= C. A. J. Coady =

Australian philosopher

Cecil Anthony John Coady , more commonly publishing as C. A. J. Coady and less formally known as Tony Coady (born 18 April 1936), is a prominent Australian philosopher, working particularly in epistemology but also in political and applied philosophy. Coady's best-known work relates to the epistemological problems posed by testimony, as expounded in his book Testimony: a Philosophical Study (Oxford University Press, 1990). It was influential in establishing a new branch of inquiry within the field of epistemology. He is also well known for his publications on issues related to political violence. Coady is a regular commentator in the Australian media on philosophical aspects of public affairs.

==Education==

Coady first studied philosophy at the University of Sydney as a part-time evening student while working full-time as a journalist. After gaining his B.A in 1962, he secured a scholarship to the University of Melbourne, leaving professional journalism behind, and was awarded Master of Arts with First Class Honours in Philosophy in 1963. Also in 1963 he received the Daniel Mannix Scholarship to travel to Oxford University where he gained the B. Phil. in philosophy (second place in the year) in 1965. In 1973, he was awarded a Master of Arts by the University of Cambridge.

== Academic career==

Coady’s first full-time academic appointment was as lecturer in philosophy at Corpus Christi College, Oxford in 1965-66. At the end of this appointment, he declined an offer of a lectureship at Birkbeck College, University of London in 1966 to take up a Lectureship in philosophy at the University of Melbourne. He was appointed reader in philosophy at Melbourne University in 1977 and Boyce Gibson Professor there from 1990 to 1998, after which he served at Melbourne as Australian Research Council Senior Research Fellow and professorial fellow. He is now professor emeritus in philosophy at the University of Melbourne and also honorary fellow in the Institute of Philosophy at the Australian Catholic University.

In 1990 he was founding director (with Charles Sampford as Deputy) of the University of Melbourne’s PhilosophyCentre for Philosophy and Public Issues (CPPI), the first Centre in Australia to be concerned with broad issues of philosophy and public affairs. (The Centre for Human Bio-ethics at Monash University established earlier had had a somewhat similar orientation but a narrower focus.) The CPPI was later incorporated into the ARC Special Research Centre for Applied Philosophy and Public Ethics (CAPPE) established in 2000 with Coady as deputy director of CAPPE and director of the University of Melbourne division. He has held visiting positions at many universities and research institutions world-wide, including colleges in Oxford and Cambridge, The University Center for Human Values at Princeton University, The Institute for Peace in Washington, D.C., and The Rockefeller Centre in Bellagio, Italy.

== Honours==

- Elected Fellow of the Australian Academy of the Humanities (1994)
- Awarded Centenary of Federation Medal (2001)
- Elected Fellow of the Australian Academy of Social Sciences (2001)
- Uehiro Lectures in Practical Ethics, Oxford University (2005)
- Leverhulme Lectures, Oxford University (2012)
- Awarded the T. G. Tucker Medal for outstanding achievements, excellence in scholarship, and academic contribution to the University of Melbourne and its Arts Faculty in 2015.

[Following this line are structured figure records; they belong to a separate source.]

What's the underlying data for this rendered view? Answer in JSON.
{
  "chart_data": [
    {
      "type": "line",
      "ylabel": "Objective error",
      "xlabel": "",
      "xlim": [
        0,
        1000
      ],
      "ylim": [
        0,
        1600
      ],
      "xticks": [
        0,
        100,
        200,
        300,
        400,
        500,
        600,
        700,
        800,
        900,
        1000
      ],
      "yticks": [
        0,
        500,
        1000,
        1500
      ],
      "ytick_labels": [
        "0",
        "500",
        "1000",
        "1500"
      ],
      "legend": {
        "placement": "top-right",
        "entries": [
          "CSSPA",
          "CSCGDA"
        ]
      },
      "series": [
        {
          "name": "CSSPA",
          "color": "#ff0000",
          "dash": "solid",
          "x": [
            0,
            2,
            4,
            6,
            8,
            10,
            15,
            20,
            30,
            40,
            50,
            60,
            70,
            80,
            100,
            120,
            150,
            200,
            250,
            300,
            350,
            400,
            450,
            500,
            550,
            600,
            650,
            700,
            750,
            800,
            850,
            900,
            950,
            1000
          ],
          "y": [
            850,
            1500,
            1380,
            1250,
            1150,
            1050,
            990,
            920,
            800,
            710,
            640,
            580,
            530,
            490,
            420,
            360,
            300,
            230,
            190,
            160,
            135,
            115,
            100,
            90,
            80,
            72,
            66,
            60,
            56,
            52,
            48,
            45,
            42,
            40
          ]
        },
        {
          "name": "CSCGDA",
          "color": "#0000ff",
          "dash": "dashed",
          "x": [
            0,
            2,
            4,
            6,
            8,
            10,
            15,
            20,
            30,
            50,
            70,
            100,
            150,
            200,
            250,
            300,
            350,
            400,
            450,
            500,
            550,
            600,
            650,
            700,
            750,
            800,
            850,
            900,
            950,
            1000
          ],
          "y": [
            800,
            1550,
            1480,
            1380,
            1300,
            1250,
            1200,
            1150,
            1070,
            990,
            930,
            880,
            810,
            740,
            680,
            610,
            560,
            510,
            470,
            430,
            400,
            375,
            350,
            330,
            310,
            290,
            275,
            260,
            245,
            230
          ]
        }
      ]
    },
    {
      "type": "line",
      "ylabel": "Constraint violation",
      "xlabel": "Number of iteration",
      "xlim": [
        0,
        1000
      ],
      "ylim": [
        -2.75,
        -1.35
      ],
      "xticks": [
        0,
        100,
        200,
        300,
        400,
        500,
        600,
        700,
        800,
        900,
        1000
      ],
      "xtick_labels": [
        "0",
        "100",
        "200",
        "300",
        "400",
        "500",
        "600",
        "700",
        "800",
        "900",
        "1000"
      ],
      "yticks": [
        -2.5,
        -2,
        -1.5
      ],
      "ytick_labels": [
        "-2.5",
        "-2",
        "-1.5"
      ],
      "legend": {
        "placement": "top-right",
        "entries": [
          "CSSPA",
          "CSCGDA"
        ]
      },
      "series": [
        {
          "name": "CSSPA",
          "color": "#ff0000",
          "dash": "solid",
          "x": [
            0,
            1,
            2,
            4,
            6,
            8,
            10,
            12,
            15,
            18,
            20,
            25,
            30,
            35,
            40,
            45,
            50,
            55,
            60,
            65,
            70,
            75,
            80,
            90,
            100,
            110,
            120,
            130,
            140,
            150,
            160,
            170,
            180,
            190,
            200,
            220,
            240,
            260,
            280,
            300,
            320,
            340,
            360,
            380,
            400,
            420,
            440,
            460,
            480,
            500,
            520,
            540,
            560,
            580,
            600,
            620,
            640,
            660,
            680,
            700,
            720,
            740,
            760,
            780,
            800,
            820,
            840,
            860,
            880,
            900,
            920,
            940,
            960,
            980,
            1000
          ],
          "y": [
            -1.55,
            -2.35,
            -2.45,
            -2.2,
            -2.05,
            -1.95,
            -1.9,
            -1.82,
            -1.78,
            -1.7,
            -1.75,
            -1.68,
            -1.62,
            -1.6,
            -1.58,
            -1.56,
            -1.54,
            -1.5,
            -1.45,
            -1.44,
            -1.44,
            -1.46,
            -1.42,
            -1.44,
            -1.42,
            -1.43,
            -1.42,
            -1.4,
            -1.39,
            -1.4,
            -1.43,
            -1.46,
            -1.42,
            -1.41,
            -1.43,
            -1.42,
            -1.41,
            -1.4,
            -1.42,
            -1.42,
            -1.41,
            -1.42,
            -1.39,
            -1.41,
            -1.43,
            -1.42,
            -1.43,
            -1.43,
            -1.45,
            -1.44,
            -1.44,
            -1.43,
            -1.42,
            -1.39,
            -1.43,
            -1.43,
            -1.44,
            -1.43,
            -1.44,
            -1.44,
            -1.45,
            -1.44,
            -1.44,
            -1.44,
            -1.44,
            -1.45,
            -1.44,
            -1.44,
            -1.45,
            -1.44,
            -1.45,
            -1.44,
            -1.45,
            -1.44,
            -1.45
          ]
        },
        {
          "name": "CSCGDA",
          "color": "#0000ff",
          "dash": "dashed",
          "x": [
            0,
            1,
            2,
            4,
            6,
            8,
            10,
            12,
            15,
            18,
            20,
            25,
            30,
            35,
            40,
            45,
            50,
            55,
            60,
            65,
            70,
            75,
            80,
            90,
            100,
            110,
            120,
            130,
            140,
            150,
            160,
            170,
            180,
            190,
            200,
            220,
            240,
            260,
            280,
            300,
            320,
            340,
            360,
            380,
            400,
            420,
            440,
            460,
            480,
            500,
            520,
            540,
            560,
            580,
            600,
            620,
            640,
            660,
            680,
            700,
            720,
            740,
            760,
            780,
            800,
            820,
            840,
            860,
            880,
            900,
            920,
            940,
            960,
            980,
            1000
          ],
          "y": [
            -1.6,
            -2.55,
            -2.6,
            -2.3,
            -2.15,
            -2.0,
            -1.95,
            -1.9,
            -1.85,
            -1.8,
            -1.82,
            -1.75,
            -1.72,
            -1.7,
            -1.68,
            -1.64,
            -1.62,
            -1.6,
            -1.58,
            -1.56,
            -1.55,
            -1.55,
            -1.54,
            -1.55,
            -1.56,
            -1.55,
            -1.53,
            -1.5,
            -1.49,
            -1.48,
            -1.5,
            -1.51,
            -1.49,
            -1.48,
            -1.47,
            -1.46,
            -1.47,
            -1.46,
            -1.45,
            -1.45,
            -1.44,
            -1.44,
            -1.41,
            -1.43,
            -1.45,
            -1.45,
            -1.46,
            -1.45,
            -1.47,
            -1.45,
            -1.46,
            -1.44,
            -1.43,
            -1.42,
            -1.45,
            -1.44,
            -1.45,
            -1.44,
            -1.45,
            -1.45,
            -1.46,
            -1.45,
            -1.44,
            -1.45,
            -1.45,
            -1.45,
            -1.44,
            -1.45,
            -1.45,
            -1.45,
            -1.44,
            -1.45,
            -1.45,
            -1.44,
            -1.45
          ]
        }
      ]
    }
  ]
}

== Selected publications==
===Books===

- Testimony: A Philosophical Study, Oxford University Press, New York, (1992).
- Morality and Political Violence, Cambridge University Press, New York, (2007).
- Messy Morality: The Challenge of Politics, Oxford University Press, New York, (2009).
- The Meaning of Terrorism, Oxford University Press, New York, (2021).

===Edited collections===
- Why Universities Matter: A Conversation about Values, Means and Directions, Allen and Unwin, Melbourne, (2000).
- The Ethics of Human Enhancement: Understanding the Debate, (co-edited with S. Clarke, A. Giublini, S. Sanyal, and J. Savulescu), Oxford University Press, Oxford, (2016).
- Challenges for Humanitarian Intervention: Ethical Demand & Political Reality (co-edited with Ned Dobos and Sagar Sanyal), Oxford University Press, Oxford, (2018).